The preferred reading of the artifact is one of pleasure to the audience. The claim or ideology that Robert Frost is making is one of delight..........................Have some delight in the beauty that is around you in nature, "Oh, give us pleasure in the flowers today." It asks the audience to believe and to understand that there is beauty in the world that we are forgetting to remember when he states, "and give us not to think so far away." It gives the audience some ideas about what beauty that might be when he states, "Oh, gives us pleasure in the orchard white." The author commends us to be "happing in the darting bird." He is asking us to see that it is good to take time and notice nature in this way. He is trying to tell us that we create a love within us by doing this by stating, "For this is love and nothing else is love." Then he ties it all back into God and His love, "The which it is reversed for God above."
The interpretation to me is very direct or deliberate, without a lot of hidden meaning. The undertone to the poem is....................don't let our beautiful world pass by you, but be enveloped by it and it is unacceptable to do anything but that. An American idiom that we have all heard and could be likened unto this would be, "Take time to smell the flowers."
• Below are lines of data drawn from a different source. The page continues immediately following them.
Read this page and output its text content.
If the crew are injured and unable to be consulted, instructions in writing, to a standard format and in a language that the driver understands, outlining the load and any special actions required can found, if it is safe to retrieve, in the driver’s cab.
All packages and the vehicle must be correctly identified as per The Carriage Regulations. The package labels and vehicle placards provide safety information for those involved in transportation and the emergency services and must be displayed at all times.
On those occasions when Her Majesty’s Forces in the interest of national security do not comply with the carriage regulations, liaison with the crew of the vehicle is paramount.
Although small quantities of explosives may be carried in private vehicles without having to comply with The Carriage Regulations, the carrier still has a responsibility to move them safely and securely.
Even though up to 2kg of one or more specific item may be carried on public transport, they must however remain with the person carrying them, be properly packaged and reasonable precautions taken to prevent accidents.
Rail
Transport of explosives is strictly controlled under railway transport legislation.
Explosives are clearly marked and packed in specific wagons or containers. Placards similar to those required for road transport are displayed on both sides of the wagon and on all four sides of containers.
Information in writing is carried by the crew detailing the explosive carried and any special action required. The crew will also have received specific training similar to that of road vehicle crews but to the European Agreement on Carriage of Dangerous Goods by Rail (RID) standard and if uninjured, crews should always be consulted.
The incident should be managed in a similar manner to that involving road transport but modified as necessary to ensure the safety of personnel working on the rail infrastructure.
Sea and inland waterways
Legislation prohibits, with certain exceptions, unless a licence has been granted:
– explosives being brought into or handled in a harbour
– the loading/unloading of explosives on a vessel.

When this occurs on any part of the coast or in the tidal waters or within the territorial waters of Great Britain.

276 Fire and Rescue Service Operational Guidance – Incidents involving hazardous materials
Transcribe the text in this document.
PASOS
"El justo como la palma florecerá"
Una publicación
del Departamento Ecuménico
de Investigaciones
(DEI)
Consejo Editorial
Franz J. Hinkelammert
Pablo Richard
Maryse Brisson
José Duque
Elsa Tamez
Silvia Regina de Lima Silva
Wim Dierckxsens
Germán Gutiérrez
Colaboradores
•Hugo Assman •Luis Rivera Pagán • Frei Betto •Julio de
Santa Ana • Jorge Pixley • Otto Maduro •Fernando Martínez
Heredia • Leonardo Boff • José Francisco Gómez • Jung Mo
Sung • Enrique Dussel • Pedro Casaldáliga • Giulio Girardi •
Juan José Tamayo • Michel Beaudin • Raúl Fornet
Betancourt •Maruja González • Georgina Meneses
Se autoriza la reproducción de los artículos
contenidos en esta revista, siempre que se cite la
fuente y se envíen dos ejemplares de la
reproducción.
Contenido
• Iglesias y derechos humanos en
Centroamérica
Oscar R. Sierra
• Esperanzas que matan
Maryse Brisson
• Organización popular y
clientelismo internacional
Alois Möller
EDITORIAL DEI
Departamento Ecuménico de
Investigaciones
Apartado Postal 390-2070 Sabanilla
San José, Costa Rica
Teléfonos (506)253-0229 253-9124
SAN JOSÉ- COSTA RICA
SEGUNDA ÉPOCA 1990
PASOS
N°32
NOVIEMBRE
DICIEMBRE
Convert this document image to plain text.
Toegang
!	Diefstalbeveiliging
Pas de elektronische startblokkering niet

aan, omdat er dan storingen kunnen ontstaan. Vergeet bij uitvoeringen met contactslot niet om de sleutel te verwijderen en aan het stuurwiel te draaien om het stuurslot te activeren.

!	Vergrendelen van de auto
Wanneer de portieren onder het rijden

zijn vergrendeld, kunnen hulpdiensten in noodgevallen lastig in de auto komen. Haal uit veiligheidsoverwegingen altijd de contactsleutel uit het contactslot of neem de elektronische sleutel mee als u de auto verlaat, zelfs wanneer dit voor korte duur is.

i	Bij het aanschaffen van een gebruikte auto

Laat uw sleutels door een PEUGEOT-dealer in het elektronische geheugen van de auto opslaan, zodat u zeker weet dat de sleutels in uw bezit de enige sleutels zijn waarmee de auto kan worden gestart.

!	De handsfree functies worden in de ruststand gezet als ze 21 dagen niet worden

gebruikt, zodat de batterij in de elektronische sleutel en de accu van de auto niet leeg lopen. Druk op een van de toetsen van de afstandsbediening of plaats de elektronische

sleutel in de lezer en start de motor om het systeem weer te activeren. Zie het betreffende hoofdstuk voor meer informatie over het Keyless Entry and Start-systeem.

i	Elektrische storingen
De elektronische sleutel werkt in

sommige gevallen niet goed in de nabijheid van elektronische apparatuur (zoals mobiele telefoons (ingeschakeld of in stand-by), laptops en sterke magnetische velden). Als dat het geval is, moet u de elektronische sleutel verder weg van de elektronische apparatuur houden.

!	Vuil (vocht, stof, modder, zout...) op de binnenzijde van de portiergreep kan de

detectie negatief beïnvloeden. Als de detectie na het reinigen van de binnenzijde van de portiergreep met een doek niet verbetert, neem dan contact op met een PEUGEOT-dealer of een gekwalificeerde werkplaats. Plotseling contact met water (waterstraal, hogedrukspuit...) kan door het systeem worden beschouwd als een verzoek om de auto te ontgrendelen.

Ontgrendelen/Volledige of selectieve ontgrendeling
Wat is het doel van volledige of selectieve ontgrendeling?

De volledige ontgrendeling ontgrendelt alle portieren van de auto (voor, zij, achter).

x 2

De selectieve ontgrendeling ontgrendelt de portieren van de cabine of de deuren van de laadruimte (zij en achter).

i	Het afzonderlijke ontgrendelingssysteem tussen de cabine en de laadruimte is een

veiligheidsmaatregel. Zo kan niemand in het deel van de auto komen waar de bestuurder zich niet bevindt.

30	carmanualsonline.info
Oh, give us pleasure in the flowers today;
And give us not to think so far away
As the uncertain harvest; keep us here
All simply in the springing of the year.
Oh, gives us pleasure in the orchard white,
Like nothing else by day, like ghosts by night;
And make us happy in the happy bees,
The swarm dilating round the perfect trees.
And make us happing in the darting bird
Tha suddenly above the bees is heard,
The meteor that thrusts in with needle bill,
And off a blossom in mid-air stands still.
For this is love and nothing else is love,
The which it is reversed for God above
To sanctify to what far ends He will,
But which it only needs that wee fulfill.